Selon les données communiquées par Merck fin novembre 2021, ce médicament diminuerait de 30% le risque d'être hospitalisé ou de décéder en cas de d'infection par le Covid, alors que des essais précédents avaient estimé cette réduction à 50%.

 

4 – Population cible

En dépit de son taux d’efficacité jugé bas par une partie de la communauté scientifique, le Molnupiravir trouve sa place dans le traitement du covid, surtout en cas de vague épidémique. Il est préconisé pour le traitement des cas légers et modérés de covid-19 chez les personnes à risque (âgées de plus de 60 ans, immunodéprimées et/ou souffrant de maladies chroniques). Les médecins s’accordent sur le fait qu’il n’est pas un « remède miracle » mais un outil complémentaire qui ne remplace pas la vaccination en tant que fer de lance de l’effort de lutte contre la pandémie.

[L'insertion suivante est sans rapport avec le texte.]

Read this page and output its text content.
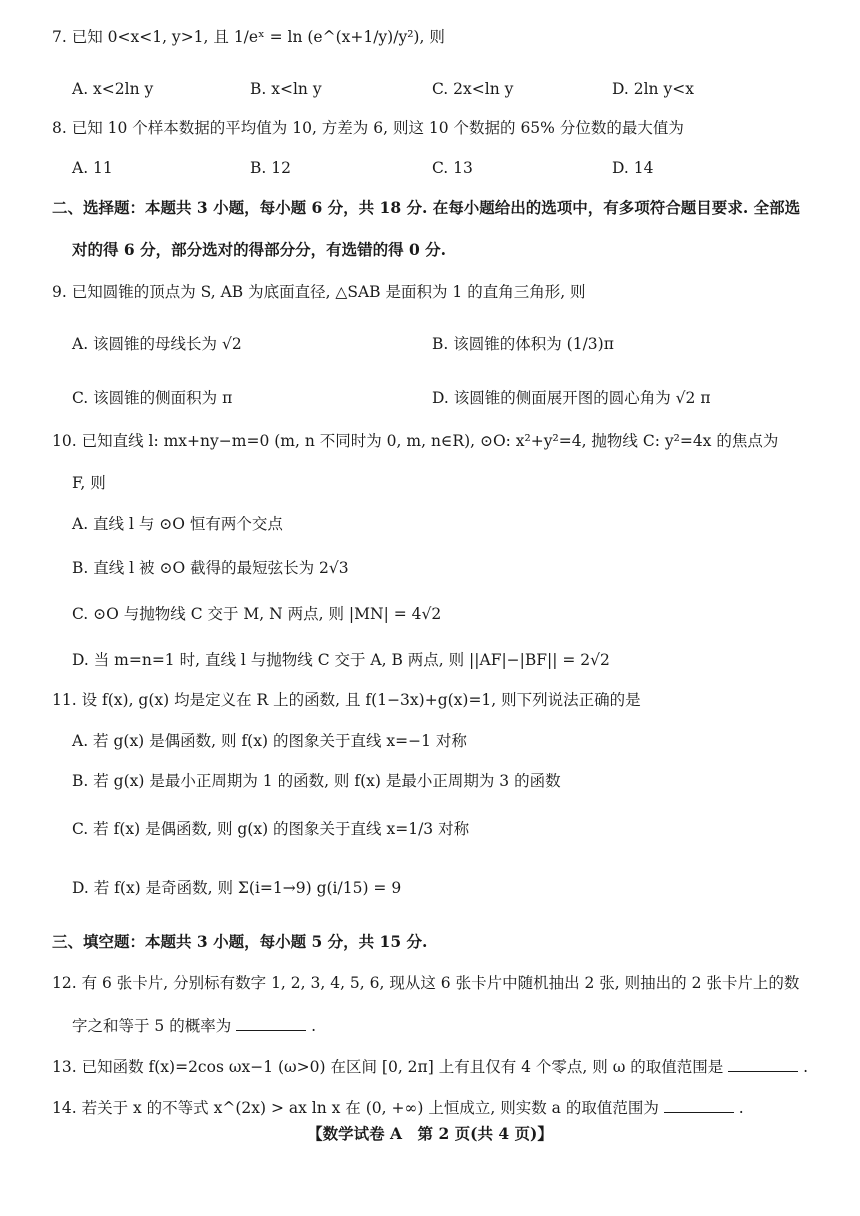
7. 已知 0<x<1, y>1, 且 1/eˣ = ln (e^(x+1/y)/y²), 则
A. x<2ln y	B. x<ln y	C. 2x<ln y	D. 2ln y<x
8. 已知 10 个样本数据的平均值为 10, 方差为 6, 则这 10 个数据的 65% 分位数的最大值为
A. 11	B. 12	C. 13	D. 14
二、选择题：本题共 3 小题，每小题 6 分，共 18 分. 在每小题给出的选项中，有多项符合题目要求. 全部选
对的得 6 分，部分选对的得部分分，有选错的得 0 分.
9. 已知圆锥的顶点为 S, AB 为底面直径, △SAB 是面积为 1 的直角三角形, 则
A. 该圆锥的母线长为 √2	B. 该圆锥的体积为 (1/3)π
C. 该圆锥的侧面积为 π	D. 该圆锥的侧面展开图的圆心角为 √2 π
10. 已知直线 l: mx+ny−m=0 (m, n 不同时为 0, m, n∈R), ⊙O: x²+y²=4, 抛物线 C: y²=4x 的焦点为
F, 则
A. 直线 l 与 ⊙O 恒有两个交点
B. 直线 l 被 ⊙O 截得的最短弦长为 2√3
C. ⊙O 与抛物线 C 交于 M, N 两点, 则 |MN| = 4√2
D. 当 m=n=1 时, 直线 l 与抛物线 C 交于 A, B 两点, 则 ||AF|−|BF|| = 2√2
11. 设 f(x), g(x) 均是定义在 R 上的函数, 且 f(1−3x)+g(x)=1, 则下列说法正确的是
A. 若 g(x) 是偶函数, 则 f(x) 的图象关于直线 x=−1 对称
B. 若 g(x) 是最小正周期为 1 的函数, 则 f(x) 是最小正周期为 3 的函数
C. 若 f(x) 是偶函数, 则 g(x) 的图象关于直线 x=1/3 对称
D. 若 f(x) 是奇函数, 则 Σ(i=1→9) g(i/15) = 9
三、填空题：本题共 3 小题，每小题 5 分，共 15 分.
12. 有 6 张卡片, 分别标有数字 1, 2, 3, 4, 5, 6, 现从这 6 张卡片中随机抽出 2 张, 则抽出的 2 张卡片上的数
字之和等于 5 的概率为	.
13. 已知函数 f(x)=2cos ωx−1 (ω>0) 在区间 [0, 2π] 上有且仅有 4 个零点, 则 ω 的取值范围是	.
14. 若关于 x 的不等式 x^(2x) > ax ln x 在 (0, +∞) 上恒成立, 则实数 a 的取值范围为	.
【数学试卷 A　第 2 页(共 4 页)】
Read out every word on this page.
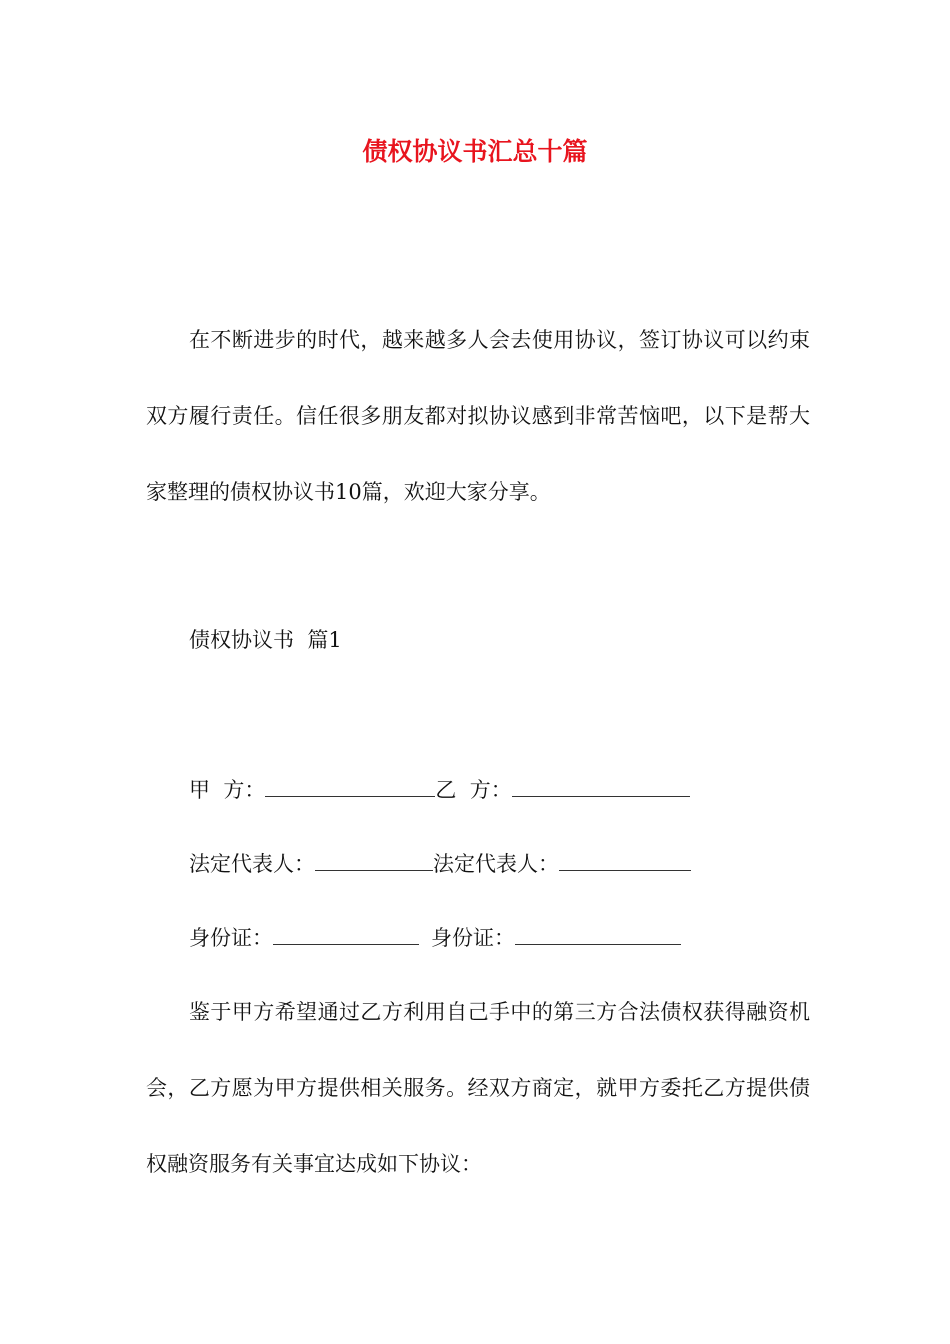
债权协议书汇总十篇

在不断进步的时代，越来越多人会去使用协议，签订协议可以约束双方履行责任。信任很多朋友都对拟协议感到非常苦恼吧，以下是帮大家整理的债权协议书10篇，欢迎大家分享。

债权协议书  篇1
甲  方：	乙  方：
法定代表人：	法定代表人：
身份证：	身份证：

鉴于甲方希望通过乙方利用自己手中的第三方合法债权获得融资机会，乙方愿为甲方提供相关服务。经双方商定，就甲方委托乙方提供债权融资服务有关事宜达成如下协议：
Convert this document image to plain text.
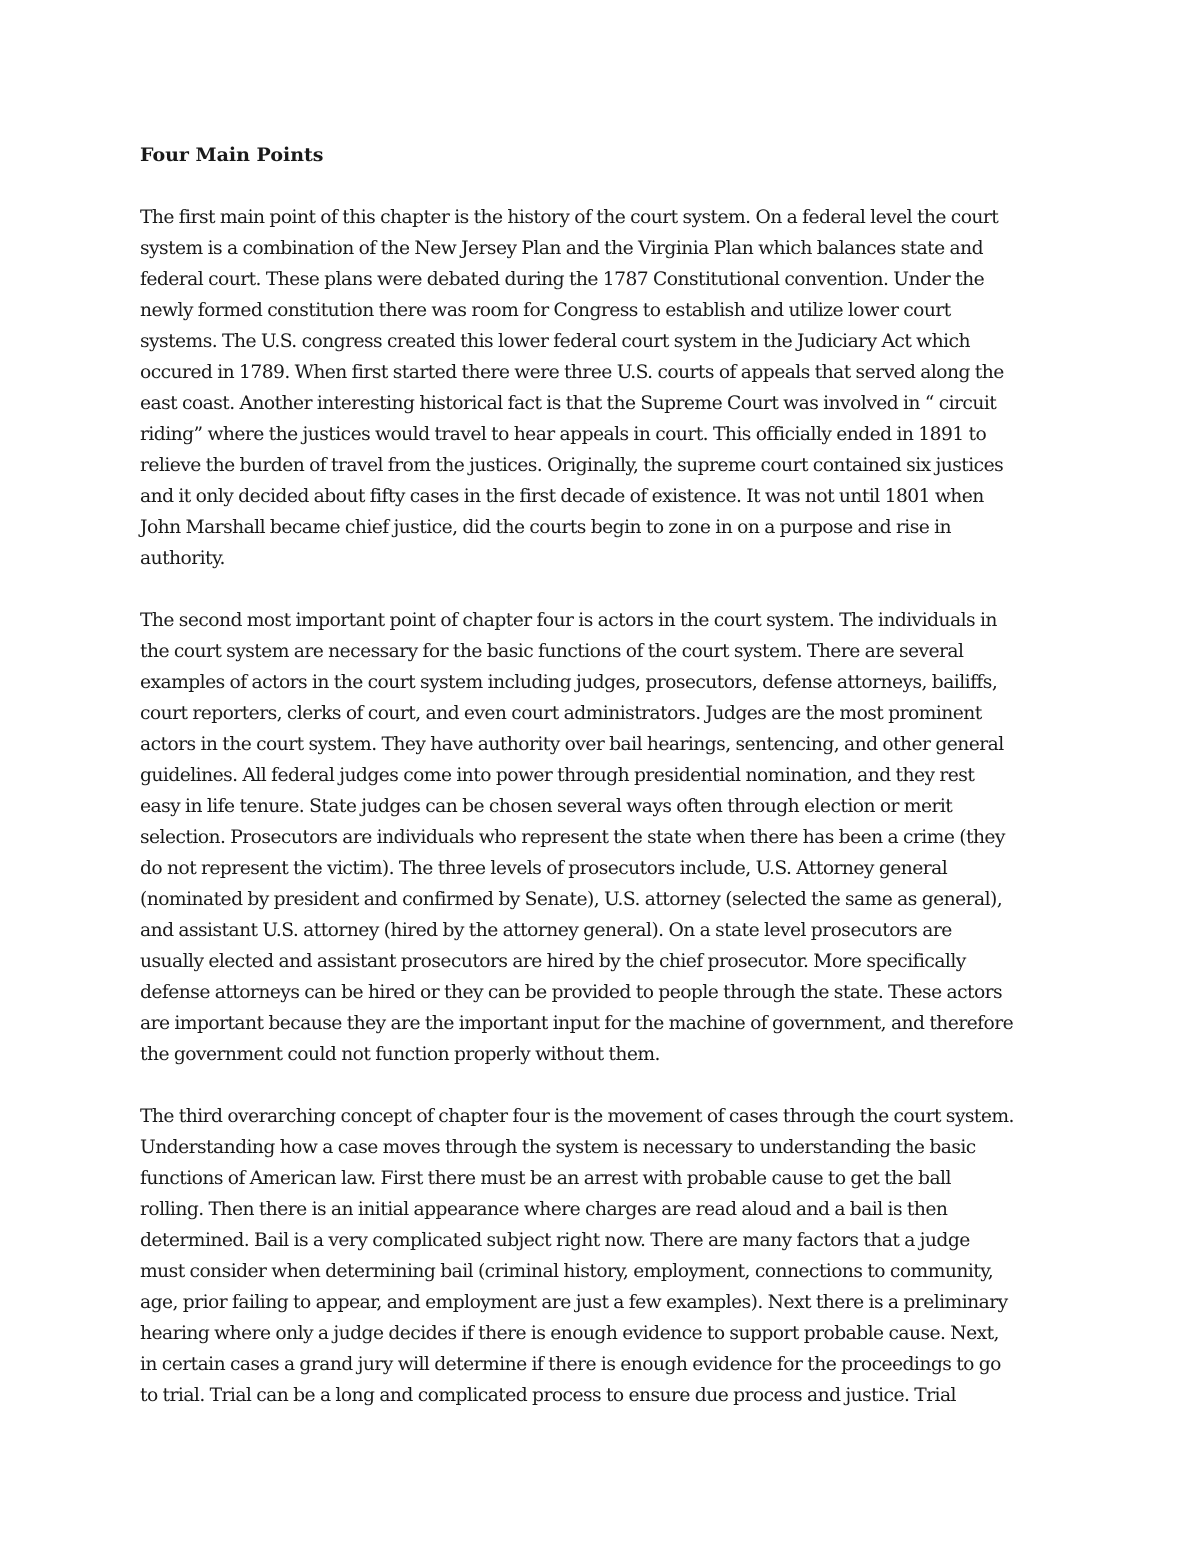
Four Main Points
The first main point of this chapter is the history of the court system. On a federal level the court
system is a combination of the New Jersey Plan and the Virginia Plan which balances state and
federal court. These plans were debated during the 1787 Constitutional convention. Under the
newly formed constitution there was room for Congress to establish and utilize lower court
systems. The U.S. congress created this lower federal court system in the Judiciary Act which
occured in 1789. When first started there were three U.S. courts of appeals that served along the
east coast. Another interesting historical fact is that the Supreme Court was involved in “ circuit
riding” where the justices would travel to hear appeals in court. This officially ended in 1891 to
relieve the burden of travel from the justices. Originally, the supreme court contained six justices
and it only decided about fifty cases in the first decade of existence. It was not until 1801 when
John Marshall became chief justice, did the courts begin to zone in on a purpose and rise in
authority.
The second most important point of chapter four is actors in the court system. The individuals in
the court system are necessary for the basic functions of the court system. There are several
examples of actors in the court system including judges, prosecutors, defense attorneys, bailiffs,
court reporters, clerks of court, and even court administrators. Judges are the most prominent
actors in the court system. They have authority over bail hearings, sentencing, and other general
guidelines. All federal judges come into power through presidential nomination, and they rest
easy in life tenure. State judges can be chosen several ways often through election or merit
selection. Prosecutors are individuals who represent the state when there has been a crime (they
do not represent the victim). The three levels of prosecutors include, U.S. Attorney general
(nominated by president and confirmed by Senate), U.S. attorney (selected the same as general),
and assistant U.S. attorney (hired by the attorney general). On a state level prosecutors are
usually elected and assistant prosecutors are hired by the chief prosecutor. More specifically
defense attorneys can be hired or they can be provided to people through the state. These actors
are important because they are the important input for the machine of government, and therefore
the government could not function properly without them.
The third overarching concept of chapter four is the movement of cases through the court system.
Understanding how a case moves through the system is necessary to understanding the basic
functions of American law. First there must be an arrest with probable cause to get the ball
rolling. Then there is an initial appearance where charges are read aloud and a bail is then
determined. Bail is a very complicated subject right now. There are many factors that a judge
must consider when determining bail (criminal history, employment, connections to community,
age, prior failing to appear, and employment are just a few examples). Next there is a preliminary
hearing where only a judge decides if there is enough evidence to support probable cause. Next,
in certain cases a grand jury will determine if there is enough evidence for the proceedings to go
to trial. Trial can be a long and complicated process to ensure due process and justice. Trial
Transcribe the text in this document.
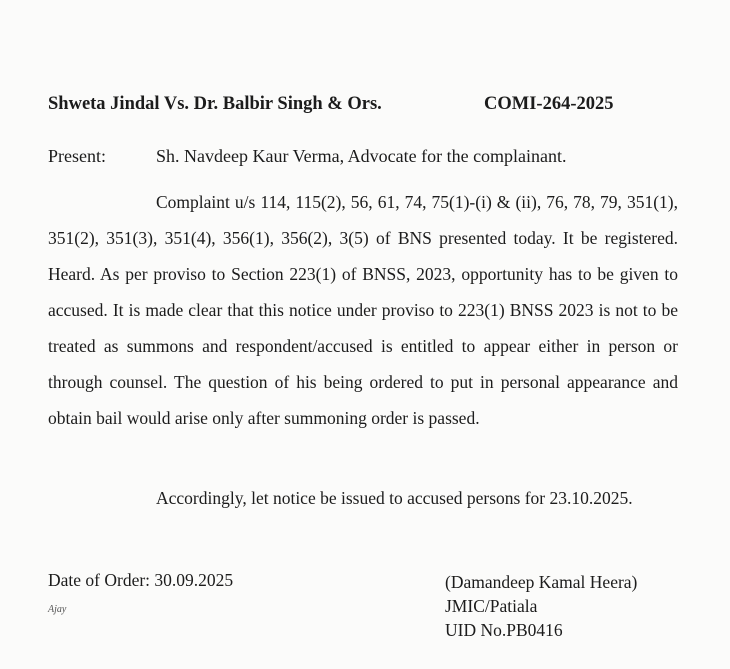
Shweta Jindal Vs. Dr. Balbir Singh & Ors.	COMI-264-2025
Present:	Sh. Navdeep Kaur Verma, Advocate for the complainant.

Complaint u/s 114, 115(2), 56, 61, 74, 75(1)-(i) & (ii), 76, 78, 79, 351(1), 351(2), 351(3), 351(4), 356(1), 356(2), 3(5) of BNS presented today. It be registered. Heard. As per proviso to Section 223(1) of BNSS, 2023, opportunity has to be given to accused. It is made clear that this notice under proviso to 223(1) BNSS 2023 is not to be treated as summons and respondent/accused is entitled to appear either in person or through counsel. The question of his being ordered to put in personal appearance and obtain bail would arise only after summoning order is passed.

Accordingly, let notice be issued to accused persons for 23.10.2025.

Date of Order: 30.09.2025
Ajay
(Damandeep Kamal Heera)
JMIC/Patiala
UID No.PB0416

Le Molnupiravir est par contre déconseillé aux femmes enceintes et aux enfants de moins de 15 ans. Il n'est pas aussi recommandé de le prendre en tant que  traitement préventif.

 

 

5 – Effets indésirables

Selon les résultats des essais cliniques du laboratoire Merck, des effets indésirables se sont manifestés chez moins de 1% des sujets. Parmi cette tranche, les effets indésirables ressentis (signalés pendant le traitement et durant les 14 jours après la dernière dose) sont la diarrhée (3 %), les nausées (2 %), les étourdissements (1 %) et les maux de tête (1 %). Ces effets sont tous d’une intensité légère à modérée.

 

6- Prix

Au Maroc, le médicament n’est pas encore disponible sur les étals des officines. Selon la Directrice du Médicament et de la Pharmacie, Bouchra Meddah, sa mise sur le marché se fera par étapes et il ne sera actuellement distribué qu'aux hôpitaux, gratuitement, dans le cadre du traitement anti-covid.

Son prix, non fixé pour l’instant par le ministère de la Santé, ne variera pas considérablement de ce qu’il est ailleurs : Fin décembre, les Etats-Unis ont commandé 3,1 millions de doses (boites) pour environ 2,2 milliards de dollars, soit quelques 710 dollars par dose (6535 DH).